In this case, we’ll build in a 75% shift rate.
3. Value the opportunity:
Valuing the cost difference between current behavior and potential behavior is critical because it is not always intuitive. Some changes that sound great - e.g. shifting from certain brand drugs to their generic options - may make very little difference to your bottom-line while others have significant savings potential.
Duexis is a great example of the savings that can be realized when even a small population makes a change. Assuming that 75% of eligible members switch to the generic components in exchange for a waived copay, this plan sponsor would capture nearly $200,000 in annual savings.
Annual Savings = 100 x 0.75 x ($2,600 - $10) = $194,000
If a plan sponsor wants to realize 100% of the opportunity, they can exclude Duexis from coverage. However, many employers like to have the option of first trying to affect change in a way that does not create member backlash. Prior authorization is another popular tool, but this also adds friction to the system. Incentives can achieve the same end without the same side effects.

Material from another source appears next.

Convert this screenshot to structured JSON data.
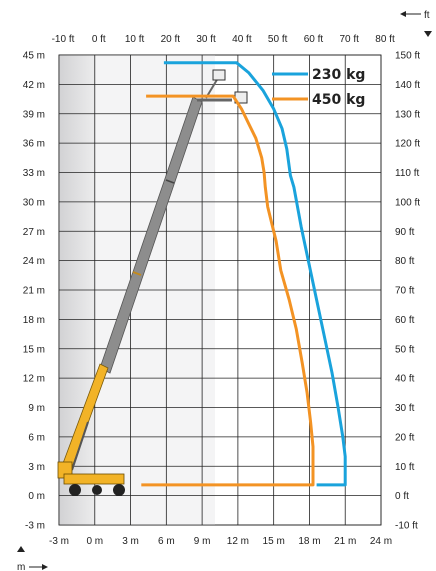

A formulary needs to be equally dynamic, able to incorporate the most up-to-date priorities to protect employers from the financial exposure of pricey new entrants and rapid changes in drug prices.
You have opportunities. We have answers (you knew this plug was coming...)
Utilization management is not a new concept. But to do it well requires agility and finesse. Trying to do it with blunt instruments - such as relying heavily on prior authorizations or high copays - really damages the member experience. For many, this version of tight management hasn’t been appealing. Doing it well requires a fine balance.
This objective is embedded in our clinical protocols, which are more detailed, data-backed and dynamic than our competitors’. It is central to how we’ve built our technology, which supports giving prescribers and patients the information they need when they need it. It’s evident in our deep bench of engagement tools, which enable us to tailor interactions by plan sponsor and for the occasion, from light-touch incentives communications via app or text to in-depth conversations between our team of pharmacists and members in need.
And we’ll put a significant portion of our fees on the line to prove it to you.